-
Notifications
You must be signed in to change notification settings - Fork 53
Description
Hi RVT team,
First, thank you for open-sourcing this impressive work! I'm attempting to reproduce RVT-2's RLBench results and encountered an inconsistency in the "slide block to color target" task that I'd like to discuss.
Issue Description
Reported vs Reproduced Results:
While the paper reports 92% success rate, my implementation achieves only 48%.
Failure Analysis:
Through video analysis of failed cases, I observed that the model frequently mispredicts the ignore_collision flag.
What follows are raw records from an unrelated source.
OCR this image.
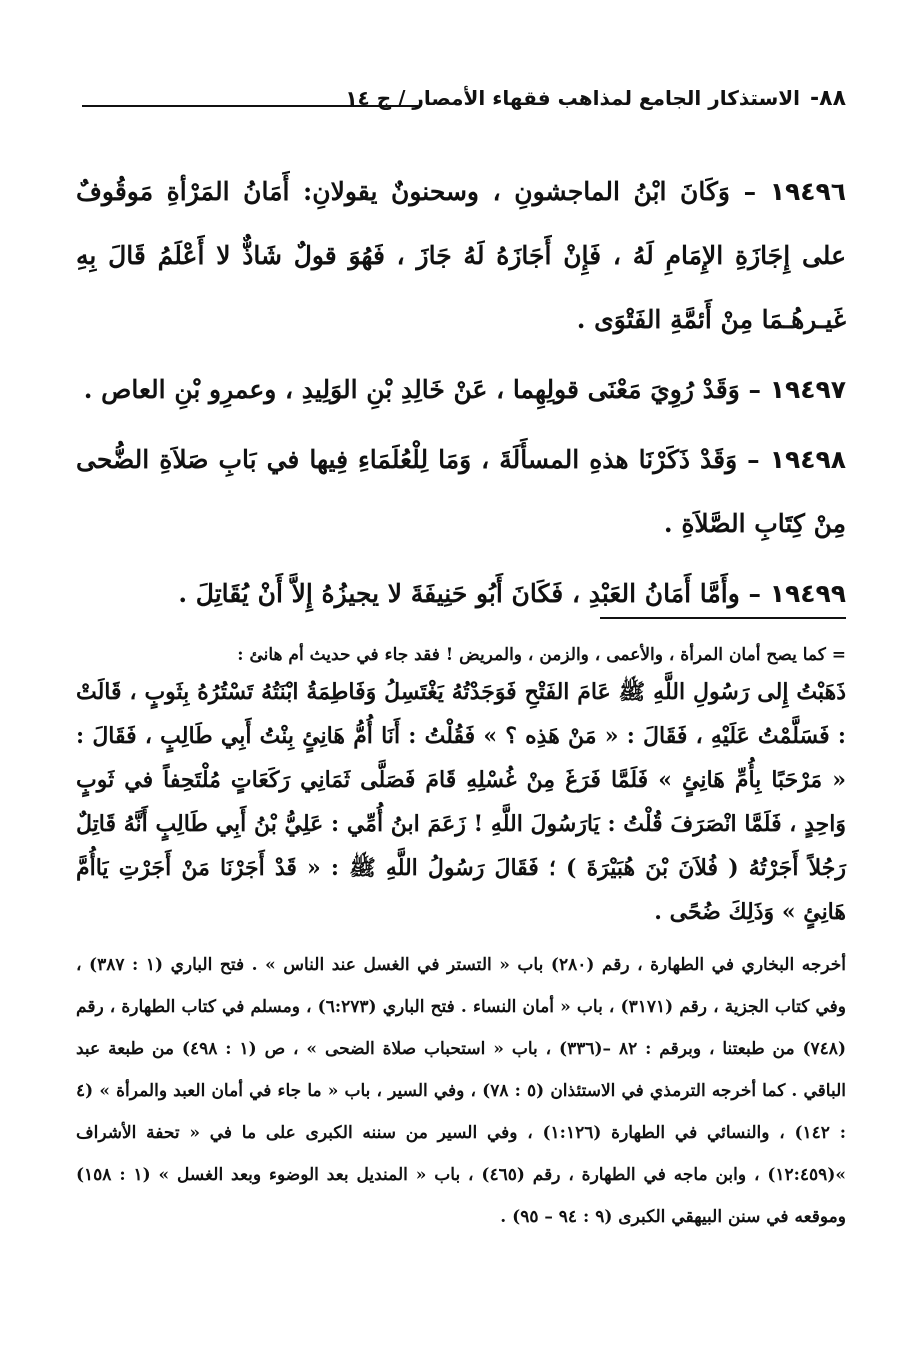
٨٨-
الاستذكار الجامع لمذاهب فقهاء الأمصار / ج ١٤

١٩٤٩٦ – وَكَانَ ابْنُ الماجشونِ ، وسحنونٌ يقولانِ: أَمَانُ المَرْأةِ مَوقُوفٌ على إِجَازَةِ الإِمَامِ لَهُ ، فَإِنْ أَجَازَهُ لَهُ جَازَ ، فَهُوَ قولٌ شَاذٌّ لا أَعْلَمُ قَالَ بِهِ غَيـرهُـمَا مِنْ أَئمَّةِ الفَتْوَى .

١٩٤٩٧ – وَقَدْ رُوِيَ مَعْنَى قولِهِما ، عَنْ خَالِدِ بْنِ الوَلِيدِ ، وعمرِو بْنِ العاص .

١٩٤٩٨ – وَقَدْ ذَكَرْنَا هذهِ المسأَلَةَ ، وَمَا لِلْعُلَمَاءِ فِيها في بَابِ صَلاَةِ الضُّحى مِنْ كِتَابِ الصَّلاَةِ .

١٩٤٩٩ – وأَمَّا أَمَانُ العَبْدِ ، فَكَانَ أَبُو حَنِيفَةَ لا يجيزُهُ إِلاَّ أَنْ يُقَاتِلَ .

= كما يصح أمان المرأة ، والأعمى ، والزمن ، والمريض ! فقد جاء في حديث أم هانئ :

ذَهَبْتُ إِلى رَسُولِ اللَّهِ ﷺ عَامَ الفَتْحِ فَوَجَدْتُهُ يَغْتَسِلُ وَفَاطِمَةُ ابْنَتُهُ تَسْتُرُهُ بِثَوبٍ ، قَالَتْ : فَسَلَّمْتُ عَلَيْهِ ، فَقَالَ : « مَنْ هَذِه ؟ » فَقُلْتُ : أَنَا أُمُّ هَانِئٍ بِنْتُ أَبِي طَالِبٍ ، فَقَالَ : « مَرْحَبًا بِأُمِّ هَانِئٍ » فَلَمَّا فَرَغَ مِنْ غُسْلِهِ قَامَ فَصَلَّى ثَمَانِي رَكَعَاتٍ مُلْتَحِفاً في ثَوبٍ وَاحِدٍ ، فَلَمَّا انْصَرَفَ قُلْتُ : يَارَسُولَ اللَّهِ ! زَعَمَ ابنُ أُمِّي : عَلِيُّ بْنُ أَبِي طَالِبٍ أَنَّهُ قَاتِلٌ رَجُلاً أَجَرْتُهُ ( فُلاَنَ بْنَ هُبَيْرَةَ ) ؛ فَقَالَ رَسُولُ اللَّهِ ﷺ : « قَدْ أَجَرْنَا مَنْ أَجَرْتِ يَاأُمَّ هَانِئٍ » وَذَلِكَ ضُحًى .

أخرجه البخاري في الطهارة ، رقم (٢٨٠) باب « التستر في الغسل عند الناس » . فتح الباري (١ : ٣٨٧) ، وفي كتاب الجزية ، رقم (٣١٧١) ، باب « أمان النساء . فتح الباري (٦:٢٧٣) ، ومسلم في كتاب الطهارة ، رقم (٧٤٨) من طبعتنا ، وبرقم : ٨٢ –(٣٣٦) ، باب « استحباب صلاة الضحى » ، ص (١ : ٤٩٨) من طبعة عبد الباقي . كما أخرجه الترمذي في الاستئذان (٥ : ٧٨) ، وفي السير ، باب « ما جاء في أمان العبد والمرأة » (٤ : ١٤٢) ، والنسائي في الطهارة (١:١٢٦) ، وفي السير من سننه الكبرى على ما في « تحفة الأشراف »(١٢:٤٥٩) ، وابن ماجه في الطهارة ، رقم (٤٦٥) ، باب « المنديل بعد الوضوء وبعد الغسل » (١ : ١٥٨) وموقعه في سنن البيهقي الكبرى (٩ : ٩٤ – ٩٥) .
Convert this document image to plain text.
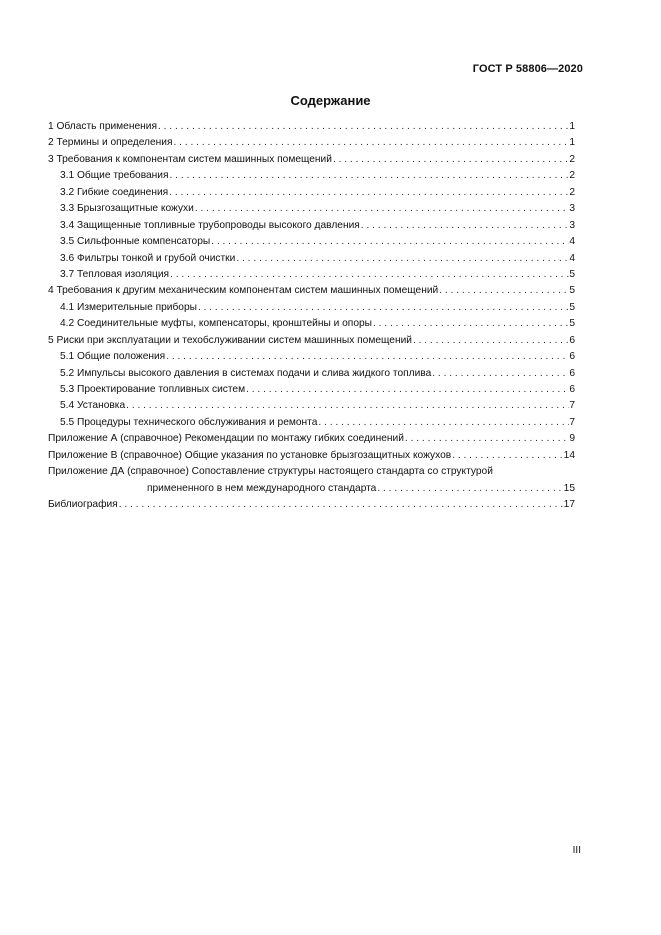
ГОСТ Р 58806—2020
Содержание
1 Область применения . . .	1
2 Термины и определения . . .	1
3 Требования к компонентам систем машинных помещений . . .	2
3.1 Общие требования . . .	2
3.2 Гибкие соединения . . .	2
3.3 Брызгозащитные кожухи . . .	3
3.4 Защищенные топливные трубопроводы высокого давления . . .	3
3.5 Сильфонные компенсаторы . . .	4
3.6 Фильтры тонкой и грубой очистки . . .	4
3.7 Тепловая изоляция . . .	5
4 Требования к другим механическим компонентам систем машинных помещений . . .	5
4.1 Измерительные приборы . . .	5
4.2 Соединительные муфты, компенсаторы, кронштейны и опоры . . .	5
5 Риски при эксплуатации и техобслуживании систем машинных помещений . . .	6
5.1 Общие положения . . .	6
5.2 Импульсы высокого давления в системах подачи и слива жидкого топлива . . .	6
5.3 Проектирование топливных систем . . .	6
5.4 Установка . . .	7
5.5 Процедуры технического обслуживания и ремонта . . .	7
Приложение А (справочное) Рекомендации по монтажу гибких соединений . . .	9
Приложение В (справочное) Общие указания по установке брызгозащитных кожухов . . .	14
Приложение ДА (справочное) Сопоставление структуры настоящего стандарта со структурой
примененного в нем международного стандарта . . .	15
Библиография . . .	17
III
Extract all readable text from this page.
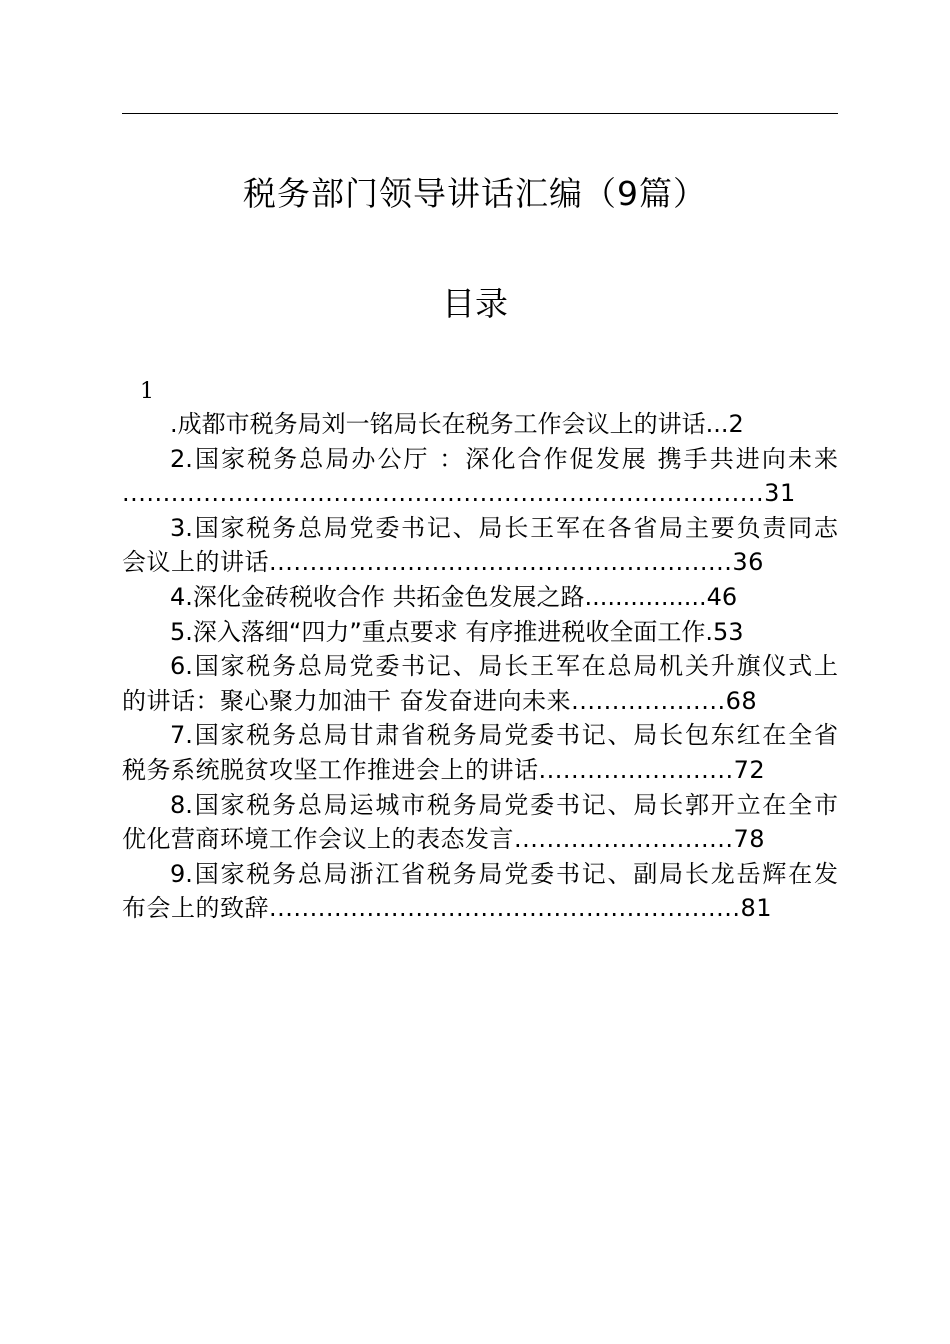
税务部门领导讲话汇编（9篇）
目录
1
.成都市税务局刘一铭局长在税务工作会议上的讲话...2
2.国家税务总局办公厅 ：深化合作促发展 携手共进向未来
...............................................................................31
3.国家税务总局党委书记、局长王军在各省局主要负责同志
会议上的讲话.........................................................36
4.深化金砖税收合作 共拓金色发展之路................46
5.深入落细“四力”重点要求 有序推进税收全面工作.53
6.国家税务总局党委书记、局长王军在总局机关升旗仪式上
的讲话：聚心聚力加油干 奋发奋进向未来...................68
7.国家税务总局甘肃省税务局党委书记、局长包东红在全省
税务系统脱贫攻坚工作推进会上的讲话........................72
8.国家税务总局运城市税务局党委书记、局长郭开立在全市
优化营商环境工作会议上的表态发言...........................78
9.国家税务总局浙江省税务局党委书记、副局长龙岳辉在发
布会上的致辞..........................................................81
When this flag is manually forced to True, success rate aligns with the paper's results (92-100%).
Key Insight:
Since collision prediction should be a simpler subtask, I suspect a potential discrepancy in the data generation logic.
In dataset.py
(specifically the _add_keypoints_to_replay
function), I noticed the following implementation:
(
trans_indicies,
rot_grip_indicies,
ignore_collisions, # this ignore collisions flage corresponds to keypoint but not used
action,
attention_coordinates,
) = _get_action(
obs_tp1,
obs_tm1,
rlbench_scene_bounds,
voxel_sizes,
rotation_resolution,
crop_augmentation,
)
terminal = k == len(episode_keypoints) - 1
reward = float(terminal) * 1.0 if terminal else 0
obs_dict = extract_obs(
obs,
CAMERAS,
t=k - next_keypoint_idx,
prev_action=prev_action,
episode_length=25,
) # the ignore_collisions in the dict corresponds to current observation
Request
Could you please clarify:
Whether this is a known implementation-paper discrepancy?
If modifying the ignore_collision source to keypoint observations would align with your original design?
Thank you for your time and insights!